In Francia è in atto una vera e propria campagna per mettere sotto assedio quelli che una volta venivano semplicemente definiti come i due valori non negoziabili per eccellenza: la vita e la morte.
Macron, dopo aver sostenuto con determinazione il diritto all’eutanasia, si schiera come paladino anche del diritto all’aborto. Il presidente francese ha affermato infatti, senza tanti giri di parole, di voler giungere all’iscrizione nella Costituzione del cosiddetto “diritto all’Ivg”, ovvero all’aborto. Macron, in crisi di popolarità, sembra voler andare incontro a quei settori del Parlamento, a cavallo fra maggioranza e opposizione, che si sono detti pronti ad abbracciare la causa. Una scelta dal forte sapore politico e ideologico che cerca di gettare un ponte con la sinistra radicale di Mélenchon, aumentando vistosamente la sua distanza dai moderati in genere e dalla destra in particolare.

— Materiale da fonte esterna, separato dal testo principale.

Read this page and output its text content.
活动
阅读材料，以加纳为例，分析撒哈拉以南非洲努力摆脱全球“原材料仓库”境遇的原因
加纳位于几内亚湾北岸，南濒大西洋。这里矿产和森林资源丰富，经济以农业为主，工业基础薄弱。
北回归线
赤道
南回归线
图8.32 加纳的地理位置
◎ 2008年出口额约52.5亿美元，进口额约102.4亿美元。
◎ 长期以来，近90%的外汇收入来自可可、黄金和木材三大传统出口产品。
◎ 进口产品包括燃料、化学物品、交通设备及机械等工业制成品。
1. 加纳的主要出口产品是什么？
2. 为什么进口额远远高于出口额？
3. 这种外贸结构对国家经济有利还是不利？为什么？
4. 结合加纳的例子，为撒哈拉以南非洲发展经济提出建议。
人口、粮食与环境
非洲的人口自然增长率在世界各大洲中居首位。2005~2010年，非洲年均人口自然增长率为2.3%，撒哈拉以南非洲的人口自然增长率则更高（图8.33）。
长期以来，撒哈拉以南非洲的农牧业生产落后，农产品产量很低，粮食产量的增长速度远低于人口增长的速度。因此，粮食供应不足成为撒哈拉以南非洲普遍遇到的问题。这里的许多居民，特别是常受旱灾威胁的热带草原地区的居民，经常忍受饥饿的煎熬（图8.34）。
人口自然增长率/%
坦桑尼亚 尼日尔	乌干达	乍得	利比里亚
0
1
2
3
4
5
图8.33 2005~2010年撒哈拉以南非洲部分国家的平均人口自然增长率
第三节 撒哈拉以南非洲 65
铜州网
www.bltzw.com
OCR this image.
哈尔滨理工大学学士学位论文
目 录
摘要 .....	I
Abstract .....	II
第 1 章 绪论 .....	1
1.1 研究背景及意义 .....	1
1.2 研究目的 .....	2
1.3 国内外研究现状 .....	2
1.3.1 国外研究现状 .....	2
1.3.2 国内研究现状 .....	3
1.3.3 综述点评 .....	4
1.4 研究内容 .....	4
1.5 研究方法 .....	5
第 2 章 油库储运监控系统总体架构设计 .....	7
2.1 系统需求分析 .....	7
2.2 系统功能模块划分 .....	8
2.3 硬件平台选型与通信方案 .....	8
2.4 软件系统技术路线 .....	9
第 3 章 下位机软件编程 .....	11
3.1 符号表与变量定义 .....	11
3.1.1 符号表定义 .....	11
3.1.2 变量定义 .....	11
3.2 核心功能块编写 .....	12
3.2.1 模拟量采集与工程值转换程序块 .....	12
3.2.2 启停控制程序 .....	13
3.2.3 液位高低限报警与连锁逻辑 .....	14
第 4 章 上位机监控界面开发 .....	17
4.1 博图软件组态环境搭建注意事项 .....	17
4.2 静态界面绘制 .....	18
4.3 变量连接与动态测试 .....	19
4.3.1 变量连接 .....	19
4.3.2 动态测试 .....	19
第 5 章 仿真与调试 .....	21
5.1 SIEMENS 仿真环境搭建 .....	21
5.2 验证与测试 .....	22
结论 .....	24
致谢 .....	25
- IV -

Più volte in passato questa richiesta era stata respinta, ma recentemente l’Assemblea nazionale ha approvato in prima lettura una proposta presentata dalla sinistra radicale, sostenuta dai deputati macroniani, e dai melenchonisti, con 337 voti favorevoli, 32 contrari e 18 astenuti. Ma per ottenere questo risultato, decisamente superiore alle aspettative, è stato necessario espungere dal testo l’iniziale riferimento alla costituzionalizzazione del diritto all’aborto. La formulazione iniziale della proposta includeva anche il pieno diritto alla contraccezione, inserito allo stesso livello delle norme di rango costituzionale.
La proposta della sinistra radicale concretamente prevedeva di aggiungere, all’articolo 66, la frase seguente: “La legge garantisce l’effettività e un accesso egalitario al diritto all’interruzione volontaria di gravidanza”.
L’aborto storicamente è sempre esistito e le ragioni che inducono una donna ad abortire possono essere infinite: la povertà, la solitudine, pesanti difficoltà sul piano professionale, un tempo anche l’ostracismo di una società incapace di accogliere figli nati fuori dal matrimonio, il timore di non essere in grado di assicurare ai propri figli una vita adeguata… Mille ragioni che possono indurre una donna a pensare all’aborto; nonostante molte di queste stesse ragioni siano scomparse, altre sussistono e condizionano in modo pesante la libertà della donna.
C’è stata una corrente di pensiero legata al femminismo prima maniera per cui lo slogan “il corpo è mio e lo gestisco come voglio io” sembrava un grido di libertà, una maniera forte ed esplicita di dare testimonianza del principio di autodeterminazione. Si abortiva secoli fa e si abortisce anche oggi, per ogni donna è una sfida dolorosa a tu per tu con la propria coscienza e con la memoria che resta di quello che senza ombra di dubbio è un lutto, una perdita, forse non evitabile, ma comunque con conseguenze fisiche e psicologiche che lasciano traccia.
Niente e nessuno, in tanti anni, è riuscito a sradicare dal cuore delle donne la certezza di portare dentro di sé un figlio, il proprio figlio. E ogni aborto è una ferita profonda che nessuna propaganda può cancellare. Più si insiste sul principio di autodeterminazione della donna, sulla sua volontà, più se ne lascia emergere il senso della solitudine davanti alla responsabilità.
Se depenalizzare l’aborto è stato comprensibile nel rispetto della complessità con cui ogni donna si pone davanti alla maternità, trasformarlo in diritto è assurdo e incomprensibile. Ma volerlo porre come un diritto a livello costituzionale significa ignorare le ragioni della scienza e quelle del cuore; per non parlare delle ragioni di quel bambino che non nascerà mai, ma su cui ormai non sussiste più alcun dubbio che sia tutt’altro che un grumo di cellule.
C’è di buono che l’iter della norma è tutt’altro che fissato e il testo dovrà essere valutato dal Senato, in cui c’è una maggioranza di centrodestra. Poche settimane fa, infatti, i senatori avevano bocciato, con 172 voti contro e 139 a favore, un testo simile presentato dai Verdi. La Camera alta potrà esercitare una sorta di diritto di veto.
È comunque davvero triste che un presidente di uno Stato tradizionalmente cattolico, pur nella sua esplicita laicità, ricorra a una strumentalizzazione di questo tipo per allargare l’area del presunto consenso, dato che Macron non gode affatto della maggioranza assoluta di deputati all’Assemblea nazionale.
Il paradosso è che i valori non negoziabili sono diventati merce di scambio politico per un pugno di consensi, senza alcun riguardo per la vita umana e per la dignità della donna, espressa dalla sua stessa maternità. Ma senza alcun rispetto neppure per la Costituzione francese, usata per spericolate incursioni nel campo del diritto, in flagrante contraddizione con lo stesso diritto naturale.